Paul eventually picked up.
‘Sophie?’
‘I can’t find her, I can’t find Amy,’ I shouted over the mounting noise. ‘Is she with you?’ A moan escaped my throat. I pushed the phone up against my ear in an effort to drown out the arcade games and music.
‘What do you mean you can’t find her?’
‘She was here,’ I said. ‘Oh god, oh god …’ My face crumpled. Large tears landed on my lips, I licked them away and wiped my nose on the back of my sleeve. ‘Where are you?’
‘At home,’ he answered.
‘Home?’ I shouted. How much time had passed? My mind felt a familiar fuzziness, the same sensation warning me of the onset of a panic attack. My body telling me I was in danger. ‘What are you doing there?’
‘Where are you?’
‘What do you mean, where am I?’ I shouted, throwing my free arm into the air. ‘I thought I was with you! At the fairground!’
The phone line went silent.
‘Sophie, I don’t know what you’re talking about. I wasn’t at a fairground with you today.’
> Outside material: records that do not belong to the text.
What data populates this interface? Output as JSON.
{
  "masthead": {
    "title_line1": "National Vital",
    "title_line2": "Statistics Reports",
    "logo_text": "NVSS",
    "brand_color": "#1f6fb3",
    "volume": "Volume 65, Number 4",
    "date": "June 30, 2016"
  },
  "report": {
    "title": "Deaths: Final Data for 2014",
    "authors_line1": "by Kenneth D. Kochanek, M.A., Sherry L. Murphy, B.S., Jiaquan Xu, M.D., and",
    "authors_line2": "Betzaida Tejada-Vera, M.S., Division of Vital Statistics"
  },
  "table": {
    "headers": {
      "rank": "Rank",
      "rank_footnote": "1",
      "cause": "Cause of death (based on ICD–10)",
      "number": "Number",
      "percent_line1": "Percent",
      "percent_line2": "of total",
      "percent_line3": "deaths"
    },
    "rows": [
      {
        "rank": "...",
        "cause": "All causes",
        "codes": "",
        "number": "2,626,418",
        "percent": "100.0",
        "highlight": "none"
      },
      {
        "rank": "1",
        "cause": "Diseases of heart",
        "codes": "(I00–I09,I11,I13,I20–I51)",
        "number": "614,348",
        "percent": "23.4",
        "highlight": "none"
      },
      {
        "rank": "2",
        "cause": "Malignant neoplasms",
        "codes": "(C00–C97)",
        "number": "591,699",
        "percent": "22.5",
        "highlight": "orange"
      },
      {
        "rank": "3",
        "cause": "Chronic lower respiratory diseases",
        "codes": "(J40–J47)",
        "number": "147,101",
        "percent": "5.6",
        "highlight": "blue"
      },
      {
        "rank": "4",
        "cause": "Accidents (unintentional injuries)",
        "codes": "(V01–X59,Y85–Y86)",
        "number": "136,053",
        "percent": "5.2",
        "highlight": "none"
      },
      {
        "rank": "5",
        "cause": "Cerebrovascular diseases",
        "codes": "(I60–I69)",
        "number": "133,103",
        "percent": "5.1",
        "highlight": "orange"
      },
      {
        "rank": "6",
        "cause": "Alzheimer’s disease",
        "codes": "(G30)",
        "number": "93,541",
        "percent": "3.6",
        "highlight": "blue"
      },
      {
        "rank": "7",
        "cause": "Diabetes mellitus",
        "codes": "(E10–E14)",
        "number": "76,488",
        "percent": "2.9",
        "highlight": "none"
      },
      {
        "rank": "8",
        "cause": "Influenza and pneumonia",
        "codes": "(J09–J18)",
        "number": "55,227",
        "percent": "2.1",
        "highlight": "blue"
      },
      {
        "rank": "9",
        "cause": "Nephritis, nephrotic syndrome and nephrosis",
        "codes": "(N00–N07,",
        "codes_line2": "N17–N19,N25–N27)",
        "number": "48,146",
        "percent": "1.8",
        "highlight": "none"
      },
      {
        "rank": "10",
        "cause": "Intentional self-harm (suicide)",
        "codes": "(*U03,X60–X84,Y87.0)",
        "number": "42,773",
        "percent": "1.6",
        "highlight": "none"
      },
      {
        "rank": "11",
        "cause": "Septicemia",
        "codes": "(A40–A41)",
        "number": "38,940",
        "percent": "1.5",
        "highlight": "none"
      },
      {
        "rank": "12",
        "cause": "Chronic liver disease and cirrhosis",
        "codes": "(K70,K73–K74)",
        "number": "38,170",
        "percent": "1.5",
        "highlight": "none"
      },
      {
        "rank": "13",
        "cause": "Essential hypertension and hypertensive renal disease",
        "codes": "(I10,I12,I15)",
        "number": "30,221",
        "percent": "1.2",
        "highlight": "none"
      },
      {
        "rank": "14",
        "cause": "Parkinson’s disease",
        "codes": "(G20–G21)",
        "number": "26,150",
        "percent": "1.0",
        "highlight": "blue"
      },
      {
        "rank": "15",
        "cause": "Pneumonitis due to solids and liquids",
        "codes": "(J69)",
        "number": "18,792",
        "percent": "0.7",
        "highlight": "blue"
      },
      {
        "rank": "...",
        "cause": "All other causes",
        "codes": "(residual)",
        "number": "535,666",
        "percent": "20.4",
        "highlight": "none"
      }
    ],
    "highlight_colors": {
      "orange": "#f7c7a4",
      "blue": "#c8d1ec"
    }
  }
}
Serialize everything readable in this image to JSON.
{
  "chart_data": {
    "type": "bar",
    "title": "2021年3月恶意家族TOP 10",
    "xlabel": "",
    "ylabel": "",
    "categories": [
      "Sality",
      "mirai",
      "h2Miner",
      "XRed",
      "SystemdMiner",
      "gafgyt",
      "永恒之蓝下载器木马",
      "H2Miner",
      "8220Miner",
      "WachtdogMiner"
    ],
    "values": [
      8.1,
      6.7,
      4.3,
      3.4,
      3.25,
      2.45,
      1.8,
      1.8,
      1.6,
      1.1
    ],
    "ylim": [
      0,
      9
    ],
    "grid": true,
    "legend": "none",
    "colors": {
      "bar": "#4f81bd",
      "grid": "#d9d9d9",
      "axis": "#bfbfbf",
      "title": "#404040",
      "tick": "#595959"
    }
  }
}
I felt cold, shaking furiously; DI Ward said it was the shock and advised me to do my coat up, wrap my scarf tightly around my neck. But I couldn’t warm up. An icy, hard dread sat in the pit of my stomach and I knew that, until I found Amy, it wouldn’t go away. I dabbed pointlessly at my eyes with tissues but they were disintegrating after two hours of constant use; white bits fell to the floor. I wondered if tears could run out. At this point, it didn’t seem that they could. Whenever I managed to slow my breathing and try to focus on what was being asked of me, I thought the tears might have stopped but then, in a heartbeat, I’d remember and fresh tears would spring up.
‘Here.’ DI Ward handed me a new one. ‘It’s clean,’ she assured me.